TATACOMM - Investment Analysis: Buy Signal or Bull Trap?
Last Updated Time : 20 Dec 25, 07:13 am
Back to Investment ListInvestment Rating: 2.7
| Stock Code | TATACOMM | Market Cap | 51,728 Cr. | Current Price | 1,815 ₹ | High / Low | 2,004 ₹ |
| Stock P/E | 96.7 | Book Value | 355 ₹ | Dividend Yield | 1.40 % | ROCE | 6.39 % |
| ROE | 5.93 % | Face Value | 10.0 ₹ | DMA 50 | 1,817 ₹ | DMA 200 | 1,740 ₹ |
| Chg in FII Hold | -3.56 % | Chg in DII Hold | 4.20 % | PAT Qtr | 155 Cr. | PAT Prev Qtr | 136 Cr. |
| RSI | 43.3 | MACD | -13.0 | Volume | 1,29,358 | Avg Vol 1Wk | 1,65,255 |
| Low price | 1,291 ₹ | High price | 2,004 ₹ | PEG Ratio | -4.96 | Debt to equity | 0.55 |
| 52w Index | 73.5 % | Qtr Profit Var | 26.6 % | EPS | 41.3 ₹ | Industry PE | 51.2 |
📊 Tata Communications (TATACOMM) presents mixed signals for long-term investors. While the company has shown quarterly profit growth (+26.6%), its efficiency metrics remain weak with ROE (5.93%) and ROCE (6.39%). The PEG ratio (-4.96) indicates poor growth prospects relative to valuation. Current P/E (96.7) is significantly higher than industry P/E (51.2), suggesting overvaluation. The stock trades near its 50 DMA (1,817 ₹) and above its 200 DMA (1,740 ₹), showing neutral momentum. Ideal entry price zone would be 1,500 ₹ – 1,650 ₹ for long-term investors. If already holding, consider a medium-term horizon of 2–3 years, but exit on rallies near 1,950 ₹ – 2,000 ₹ unless profitability improves.
✅ Positive
- Large-cap company with market cap of 51,728 Cr.
- Quarterly PAT improved from 136 Cr. to 155 Cr. (+26.6%).
- DII holdings increased (+4.20%), showing domestic institutional confidence.
- EPS of 41.3 ₹ supports valuation strength if earnings sustain.

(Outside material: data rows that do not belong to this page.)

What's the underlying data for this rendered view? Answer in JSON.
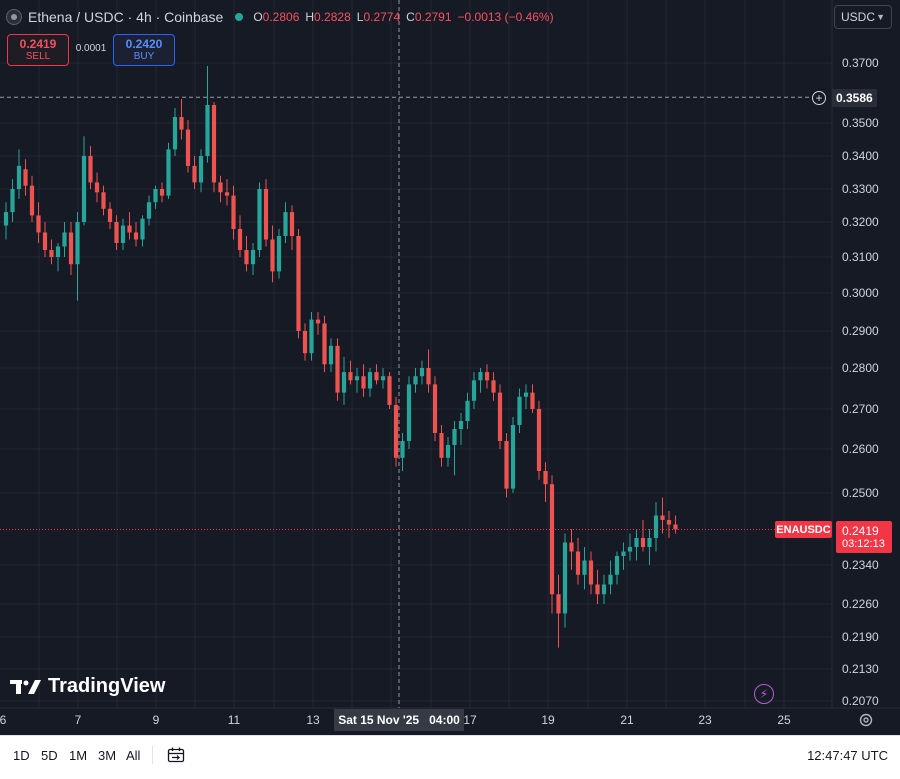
{
  "header": {
    "symbol": "Ethena / USDC · 4h · Coinbase",
    "ohlc": [
      {
        "label": "O",
        "value": "0.2806"
      },
      {
        "label": "H",
        "value": "0.2828"
      },
      {
        "label": "L",
        "value": "0.2774"
      },
      {
        "label": "C",
        "value": "0.2791"
      },
      {
        "label": "",
        "value": "−0.0013 (−0.46%)"
      }
    ]
  },
  "trade": {
    "sell_price": "0.2419",
    "sell_label": "SELL",
    "spread": "0.0001",
    "buy_price": "0.2420",
    "buy_label": "BUY"
  },
  "currency": "USDC",
  "price_scale": {
    "labels": [
      "0.3700",
      "0.3500",
      "0.3400",
      "0.3300",
      "0.3200",
      "0.3100",
      "0.3000",
      "0.2900",
      "0.2800",
      "0.2700",
      "0.2600",
      "0.2500",
      "0.2340",
      "0.2260",
      "0.2190",
      "0.2130",
      "0.2070"
    ],
    "crosshair_price": "0.3586",
    "symbol_tag": "ENAUSDC",
    "last_price": "0.2419",
    "countdown": "03:12:13"
  },
  "time_axis": {
    "labels": [
      "6",
      "7",
      "9",
      "11",
      "13",
      "17",
      "19",
      "21",
      "23",
      "25"
    ],
    "crosshair_date": "Sat 15 Nov '25",
    "crosshair_time": "04:00"
  },
  "watermark": "TradingView",
  "bottom_bar": {
    "ranges": [
      "1D",
      "5D",
      "1M",
      "3M",
      "All"
    ],
    "clock": "12:47:47 UTC"
  },
  "colors": {
    "background": "#161a25",
    "up": "#26a69a",
    "down": "#ef5350",
    "last_price": "#f23645"
  },
  "chart_data": {
    "type": "candlestick",
    "title": "Ethena / USDC · 4h · Coinbase",
    "xlabel": "",
    "ylabel": "",
    "grid": true,
    "legend": "none",
    "candles": [
      {
        "o": 0.319,
        "h": 0.326,
        "l": 0.315,
        "c": 0.323
      },
      {
        "o": 0.323,
        "h": 0.333,
        "l": 0.32,
        "c": 0.33
      },
      {
        "o": 0.33,
        "h": 0.342,
        "l": 0.327,
        "c": 0.337
      },
      {
        "o": 0.336,
        "h": 0.339,
        "l": 0.328,
        "c": 0.331
      },
      {
        "o": 0.331,
        "h": 0.334,
        "l": 0.32,
        "c": 0.322
      },
      {
        "o": 0.322,
        "h": 0.326,
        "l": 0.314,
        "c": 0.317
      },
      {
        "o": 0.317,
        "h": 0.32,
        "l": 0.31,
        "c": 0.312
      },
      {
        "o": 0.312,
        "h": 0.315,
        "l": 0.308,
        "c": 0.31
      },
      {
        "o": 0.31,
        "h": 0.314,
        "l": 0.306,
        "c": 0.313
      },
      {
        "o": 0.313,
        "h": 0.32,
        "l": 0.31,
        "c": 0.317
      },
      {
        "o": 0.317,
        "h": 0.32,
        "l": 0.305,
        "c": 0.308
      },
      {
        "o": 0.308,
        "h": 0.323,
        "l": 0.298,
        "c": 0.32
      },
      {
        "o": 0.32,
        "h": 0.346,
        "l": 0.319,
        "c": 0.34
      },
      {
        "o": 0.34,
        "h": 0.343,
        "l": 0.33,
        "c": 0.332
      },
      {
        "o": 0.332,
        "h": 0.335,
        "l": 0.326,
        "c": 0.329
      },
      {
        "o": 0.329,
        "h": 0.331,
        "l": 0.322,
        "c": 0.324
      },
      {
        "o": 0.324,
        "h": 0.326,
        "l": 0.318,
        "c": 0.32
      },
      {
        "o": 0.32,
        "h": 0.322,
        "l": 0.312,
        "c": 0.314
      },
      {
        "o": 0.314,
        "h": 0.321,
        "l": 0.312,
        "c": 0.319
      },
      {
        "o": 0.319,
        "h": 0.323,
        "l": 0.315,
        "c": 0.317
      },
      {
        "o": 0.317,
        "h": 0.32,
        "l": 0.313,
        "c": 0.315
      },
      {
        "o": 0.315,
        "h": 0.322,
        "l": 0.313,
        "c": 0.321
      },
      {
        "o": 0.321,
        "h": 0.328,
        "l": 0.319,
        "c": 0.326
      },
      {
        "o": 0.326,
        "h": 0.331,
        "l": 0.324,
        "c": 0.33
      },
      {
        "o": 0.33,
        "h": 0.332,
        "l": 0.326,
        "c": 0.328
      },
      {
        "o": 0.328,
        "h": 0.344,
        "l": 0.327,
        "c": 0.342
      },
      {
        "o": 0.342,
        "h": 0.355,
        "l": 0.34,
        "c": 0.352
      },
      {
        "o": 0.352,
        "h": 0.358,
        "l": 0.345,
        "c": 0.348
      },
      {
        "o": 0.348,
        "h": 0.351,
        "l": 0.335,
        "c": 0.337
      },
      {
        "o": 0.337,
        "h": 0.34,
        "l": 0.33,
        "c": 0.332
      },
      {
        "o": 0.332,
        "h": 0.342,
        "l": 0.329,
        "c": 0.34
      },
      {
        "o": 0.34,
        "h": 0.369,
        "l": 0.338,
        "c": 0.356
      },
      {
        "o": 0.356,
        "h": 0.357,
        "l": 0.329,
        "c": 0.332
      },
      {
        "o": 0.332,
        "h": 0.334,
        "l": 0.326,
        "c": 0.329
      },
      {
        "o": 0.329,
        "h": 0.333,
        "l": 0.325,
        "c": 0.328
      },
      {
        "o": 0.328,
        "h": 0.331,
        "l": 0.315,
        "c": 0.318
      },
      {
        "o": 0.318,
        "h": 0.322,
        "l": 0.31,
        "c": 0.312
      },
      {
        "o": 0.312,
        "h": 0.316,
        "l": 0.306,
        "c": 0.308
      },
      {
        "o": 0.308,
        "h": 0.314,
        "l": 0.305,
        "c": 0.312
      },
      {
        "o": 0.312,
        "h": 0.332,
        "l": 0.31,
        "c": 0.33
      },
      {
        "o": 0.33,
        "h": 0.333,
        "l": 0.313,
        "c": 0.315
      },
      {
        "o": 0.315,
        "h": 0.319,
        "l": 0.303,
        "c": 0.306
      },
      {
        "o": 0.306,
        "h": 0.318,
        "l": 0.304,
        "c": 0.316
      },
      {
        "o": 0.316,
        "h": 0.326,
        "l": 0.314,
        "c": 0.323
      },
      {
        "o": 0.323,
        "h": 0.325,
        "l": 0.312,
        "c": 0.316
      },
      {
        "o": 0.316,
        "h": 0.318,
        "l": 0.288,
        "c": 0.29
      },
      {
        "o": 0.29,
        "h": 0.292,
        "l": 0.282,
        "c": 0.284
      },
      {
        "o": 0.284,
        "h": 0.295,
        "l": 0.282,
        "c": 0.293
      },
      {
        "o": 0.293,
        "h": 0.295,
        "l": 0.289,
        "c": 0.292
      },
      {
        "o": 0.292,
        "h": 0.294,
        "l": 0.279,
        "c": 0.281
      },
      {
        "o": 0.281,
        "h": 0.288,
        "l": 0.279,
        "c": 0.286
      },
      {
        "o": 0.286,
        "h": 0.288,
        "l": 0.272,
        "c": 0.274
      },
      {
        "o": 0.274,
        "h": 0.283,
        "l": 0.271,
        "c": 0.279
      },
      {
        "o": 0.279,
        "h": 0.282,
        "l": 0.276,
        "c": 0.277
      },
      {
        "o": 0.277,
        "h": 0.28,
        "l": 0.274,
        "c": 0.278
      },
      {
        "o": 0.278,
        "h": 0.281,
        "l": 0.273,
        "c": 0.275
      },
      {
        "o": 0.275,
        "h": 0.28,
        "l": 0.273,
        "c": 0.279
      },
      {
        "o": 0.279,
        "h": 0.281,
        "l": 0.276,
        "c": 0.277
      },
      {
        "o": 0.277,
        "h": 0.28,
        "l": 0.275,
        "c": 0.278
      },
      {
        "o": 0.278,
        "h": 0.279,
        "l": 0.27,
        "c": 0.271
      },
      {
        "o": 0.271,
        "h": 0.273,
        "l": 0.256,
        "c": 0.258
      },
      {
        "o": 0.258,
        "h": 0.264,
        "l": 0.255,
        "c": 0.262
      },
      {
        "o": 0.262,
        "h": 0.278,
        "l": 0.26,
        "c": 0.276
      },
      {
        "o": 0.276,
        "h": 0.28,
        "l": 0.274,
        "c": 0.278
      },
      {
        "o": 0.278,
        "h": 0.282,
        "l": 0.276,
        "c": 0.28
      },
      {
        "o": 0.28,
        "h": 0.285,
        "l": 0.274,
        "c": 0.276
      },
      {
        "o": 0.276,
        "h": 0.278,
        "l": 0.262,
        "c": 0.264
      },
      {
        "o": 0.264,
        "h": 0.266,
        "l": 0.256,
        "c": 0.258
      },
      {
        "o": 0.258,
        "h": 0.263,
        "l": 0.256,
        "c": 0.261
      },
      {
        "o": 0.261,
        "h": 0.267,
        "l": 0.254,
        "c": 0.265
      },
      {
        "o": 0.265,
        "h": 0.269,
        "l": 0.261,
        "c": 0.267
      },
      {
        "o": 0.267,
        "h": 0.274,
        "l": 0.265,
        "c": 0.272
      },
      {
        "o": 0.272,
        "h": 0.279,
        "l": 0.27,
        "c": 0.277
      },
      {
        "o": 0.277,
        "h": 0.28,
        "l": 0.274,
        "c": 0.279
      },
      {
        "o": 0.279,
        "h": 0.281,
        "l": 0.275,
        "c": 0.277
      },
      {
        "o": 0.277,
        "h": 0.279,
        "l": 0.272,
        "c": 0.274
      },
      {
        "o": 0.274,
        "h": 0.276,
        "l": 0.26,
        "c": 0.262
      },
      {
        "o": 0.262,
        "h": 0.264,
        "l": 0.249,
        "c": 0.251
      },
      {
        "o": 0.251,
        "h": 0.268,
        "l": 0.25,
        "c": 0.266
      },
      {
        "o": 0.266,
        "h": 0.275,
        "l": 0.264,
        "c": 0.273
      },
      {
        "o": 0.273,
        "h": 0.276,
        "l": 0.27,
        "c": 0.274
      },
      {
        "o": 0.274,
        "h": 0.276,
        "l": 0.269,
        "c": 0.27
      },
      {
        "o": 0.27,
        "h": 0.272,
        "l": 0.253,
        "c": 0.255
      },
      {
        "o": 0.255,
        "h": 0.257,
        "l": 0.248,
        "c": 0.252
      },
      {
        "o": 0.252,
        "h": 0.254,
        "l": 0.224,
        "c": 0.228
      },
      {
        "o": 0.228,
        "h": 0.232,
        "l": 0.217,
        "c": 0.224
      },
      {
        "o": 0.224,
        "h": 0.241,
        "l": 0.221,
        "c": 0.239
      },
      {
        "o": 0.239,
        "h": 0.242,
        "l": 0.233,
        "c": 0.237
      },
      {
        "o": 0.237,
        "h": 0.24,
        "l": 0.23,
        "c": 0.232
      },
      {
        "o": 0.232,
        "h": 0.238,
        "l": 0.229,
        "c": 0.235
      },
      {
        "o": 0.235,
        "h": 0.237,
        "l": 0.228,
        "c": 0.23
      },
      {
        "o": 0.23,
        "h": 0.233,
        "l": 0.226,
        "c": 0.228
      },
      {
        "o": 0.228,
        "h": 0.232,
        "l": 0.226,
        "c": 0.23
      },
      {
        "o": 0.23,
        "h": 0.235,
        "l": 0.228,
        "c": 0.232
      },
      {
        "o": 0.232,
        "h": 0.237,
        "l": 0.23,
        "c": 0.236
      },
      {
        "o": 0.236,
        "h": 0.239,
        "l": 0.233,
        "c": 0.237
      },
      {
        "o": 0.237,
        "h": 0.241,
        "l": 0.235,
        "c": 0.238
      },
      {
        "o": 0.238,
        "h": 0.242,
        "l": 0.235,
        "c": 0.24
      },
      {
        "o": 0.24,
        "h": 0.244,
        "l": 0.237,
        "c": 0.238
      },
      {
        "o": 0.238,
        "h": 0.242,
        "l": 0.234,
        "c": 0.24
      },
      {
        "o": 0.24,
        "h": 0.248,
        "l": 0.237,
        "c": 0.245
      },
      {
        "o": 0.245,
        "h": 0.249,
        "l": 0.241,
        "c": 0.244
      },
      {
        "o": 0.244,
        "h": 0.246,
        "l": 0.24,
        "c": 0.243
      },
      {
        "o": 0.243,
        "h": 0.245,
        "l": 0.241,
        "c": 0.2419
      }
    ]
  }
}
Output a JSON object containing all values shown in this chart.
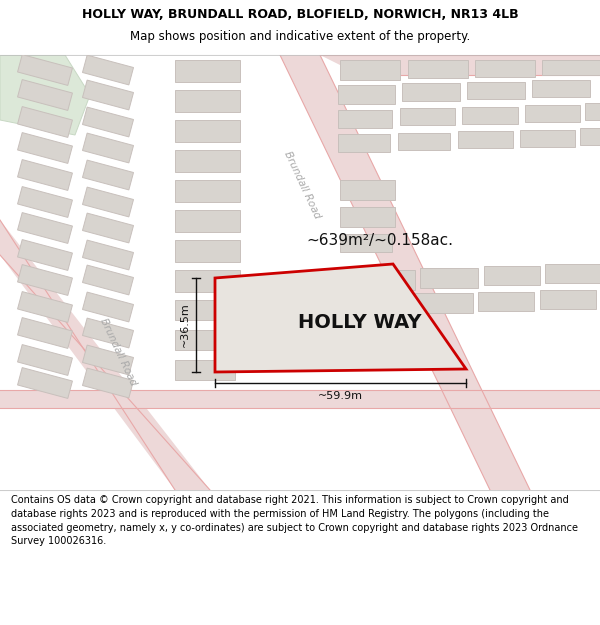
{
  "title_line1": "HOLLY WAY, BRUNDALL ROAD, BLOFIELD, NORWICH, NR13 4LB",
  "title_line2": "Map shows position and indicative extent of the property.",
  "footer_text": "Contains OS data © Crown copyright and database right 2021. This information is subject to Crown copyright and database rights 2023 and is reproduced with the permission of HM Land Registry. The polygons (including the associated geometry, namely x, y co-ordinates) are subject to Crown copyright and database rights 2023 Ordnance Survey 100026316.",
  "area_label": "~639m²/~0.158ac.",
  "plot_label": "HOLLY WAY",
  "dim_width": "~59.9m",
  "dim_height": "~36.5m",
  "road_label_upper": "Brundall Road",
  "road_label_lower": "Brundall Road",
  "bg_color": "#f0ece8",
  "road_fill": "#edd8d8",
  "road_line": "#e8a8a8",
  "bld_fill": "#d8d4cf",
  "bld_edge": "#c8c0bc",
  "green_fill": "#dce8d8",
  "green_edge": "#c8d8c4",
  "plot_edge": "#cc0000",
  "plot_fill": "#e8e4df",
  "dim_color": "#111111",
  "label_color": "#111111",
  "road_text_color": "#aaaaaa",
  "title_fs": 9.0,
  "subtitle_fs": 8.5,
  "footer_fs": 7.0,
  "area_fs": 11,
  "plot_fs": 14,
  "dim_fs": 8,
  "road_fs": 7.5
}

- Stock trading above 200 DMA indicates long-term support.
⚠️ Limitation
- ROE (5.93%) and ROCE (6.39%) are weak compared to industry standards.
- PEG ratio (-4.96) highlights poor growth prospects.
- P/E (96.7) is much higher than industry P/E (51.2), suggesting overvaluation.
- FII holdings decreased (-3.56%), showing reduced foreign investor confidence.
- Debt-to-equity ratio of 0.55 is moderate but higher than peers.
📉 Company Negative News
- High valuation multiples despite weak efficiency metrics.
- Technical indicators (RSI 43.3, MACD -13.0) show neutral-to-bearish momentum.
- FII stake reduction signals declining foreign interest.
📈 Company Positive News
- Quarterly profit growth (+26.6%) indicates short-term earnings improvement.
- DII stake increased significantly (+4.20%).
- Strong 52-week performance (+73.5%) shows investor confidence in past year.
🏭 Industry
- Industry P/E at 51.2 is lower than Tata Communications’ P/E, indicating relative overvaluation.
- Telecom and digital infrastructure sector has long-term growth potential driven by data demand.
🔎 Conclusion
Tata Communications is currently overvalued with weak efficiency metrics, making it a risky candidate for long-term investment. Entry zone of 1,500 ₹ – 1,650 ₹ may be considered for value buyers. Existing holders should monitor profitability trends and exit near 1,950 ₹ – 2,000 ₹ if earnings fail to improve. Long-term holding is advisable only if ROE/ROCE show sustained recovery.